Au premier niveau le “nous” est un collectif mais un collectif proche, selon les situations la commune, le village ou la ville, le canton, le quartier, le pâté de maison, l'immeuble, l'étage... Ça dépend de la densité de population et de la structure urbaine ou rurale. Dès le niveau suivant le “nous” est anonyme et indénombrable. Il s'agit donc de déterminer quelle est la granularité souhaitable à chaque niveau. Par exemple, une information de niveau zéro (individuel), traitée à un niveau global mais représentée avec les moyens d'une information globale, ou l'inverse, génère ce qu'on appelle une dissonance ou discordance cognitive.
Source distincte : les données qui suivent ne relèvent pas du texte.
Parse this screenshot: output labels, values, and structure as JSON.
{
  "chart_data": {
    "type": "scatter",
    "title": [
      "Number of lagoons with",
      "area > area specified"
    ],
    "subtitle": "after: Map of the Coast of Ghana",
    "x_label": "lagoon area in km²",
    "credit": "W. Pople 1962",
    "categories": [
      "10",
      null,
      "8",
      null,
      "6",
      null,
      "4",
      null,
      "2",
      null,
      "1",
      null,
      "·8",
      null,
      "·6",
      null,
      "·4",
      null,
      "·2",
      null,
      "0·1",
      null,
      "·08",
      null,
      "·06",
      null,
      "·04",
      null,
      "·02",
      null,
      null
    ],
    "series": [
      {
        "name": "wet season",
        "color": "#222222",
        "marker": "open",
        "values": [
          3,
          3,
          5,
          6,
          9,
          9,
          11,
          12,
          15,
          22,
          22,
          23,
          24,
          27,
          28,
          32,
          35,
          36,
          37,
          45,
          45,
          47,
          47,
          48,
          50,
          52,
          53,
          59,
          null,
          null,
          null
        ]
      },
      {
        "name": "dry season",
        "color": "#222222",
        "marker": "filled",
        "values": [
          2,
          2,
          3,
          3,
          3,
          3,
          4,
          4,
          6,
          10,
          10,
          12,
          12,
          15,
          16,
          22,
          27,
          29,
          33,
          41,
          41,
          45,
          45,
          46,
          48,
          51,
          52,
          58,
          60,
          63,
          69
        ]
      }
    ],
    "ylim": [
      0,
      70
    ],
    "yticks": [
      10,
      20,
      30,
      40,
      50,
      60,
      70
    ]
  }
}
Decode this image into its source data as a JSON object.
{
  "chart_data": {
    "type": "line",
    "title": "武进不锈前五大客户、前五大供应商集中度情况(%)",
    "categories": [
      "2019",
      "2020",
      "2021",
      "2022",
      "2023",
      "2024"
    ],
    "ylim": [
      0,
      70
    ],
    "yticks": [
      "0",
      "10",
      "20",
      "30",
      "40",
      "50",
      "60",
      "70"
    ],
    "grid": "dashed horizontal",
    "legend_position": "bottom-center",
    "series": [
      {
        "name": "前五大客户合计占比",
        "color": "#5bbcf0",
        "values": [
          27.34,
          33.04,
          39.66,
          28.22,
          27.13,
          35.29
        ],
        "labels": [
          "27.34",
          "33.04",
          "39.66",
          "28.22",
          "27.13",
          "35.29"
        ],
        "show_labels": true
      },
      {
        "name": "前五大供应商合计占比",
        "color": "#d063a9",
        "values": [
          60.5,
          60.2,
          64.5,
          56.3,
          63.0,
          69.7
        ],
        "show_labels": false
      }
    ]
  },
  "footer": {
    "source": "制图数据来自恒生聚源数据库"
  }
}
Le second cas, une information de niveau global représentée avec les moyens d'une information de niveau zéro, est typiquement le cas de la “guerre contre le terrorisme”. On peut appeler ça une “extrapolation”, c'est-à-dire, nous indique l'article de Wikipédia, « l'utilisation d'une règle empirique en dehors du domaine où elle a été validée », l'application d'une analyse avec les outils d'une granularité d'autre niveau, en ce cas. Les crimes, quelles que soient leurs motivations, sont une permanence dans les sociétés. Certains sont des “globaux” (crimes d'État, luttes armées, organisations criminelles...), d'autres “locaux” (assassinats, braquages, attentats...). Avoir une lecture “globale” d'un crime “local” est donc une erreur d'analyse, qui conduit nécessairement à une erreur dans les moyens et méthodes de lutte. Bien sûr il en va de même dans l'autre sens, Bachar el Assad n'est pas “le boucher de Damas”, ce qui le qualifie comme un “criminel de droit commun”, mais, soit le dirigeant d'un État qui tente, peut-être (assurément...) avec de mauvaises méthodes de ramener l'ordre, soit le chef d'une organisation criminelle et en ce cas auteur de crimes de guerre ou contre l'humanité, ce qui justifierait une intervention directe, quels que soient les risques, à l'instar de ce qui se fit entre 1942 et 1945 contre les Puissances de l'Axe ou, pour un exemple plus proche et plus similaire, ce qui se fit en Irak en 2003 contre Saddam Hussein.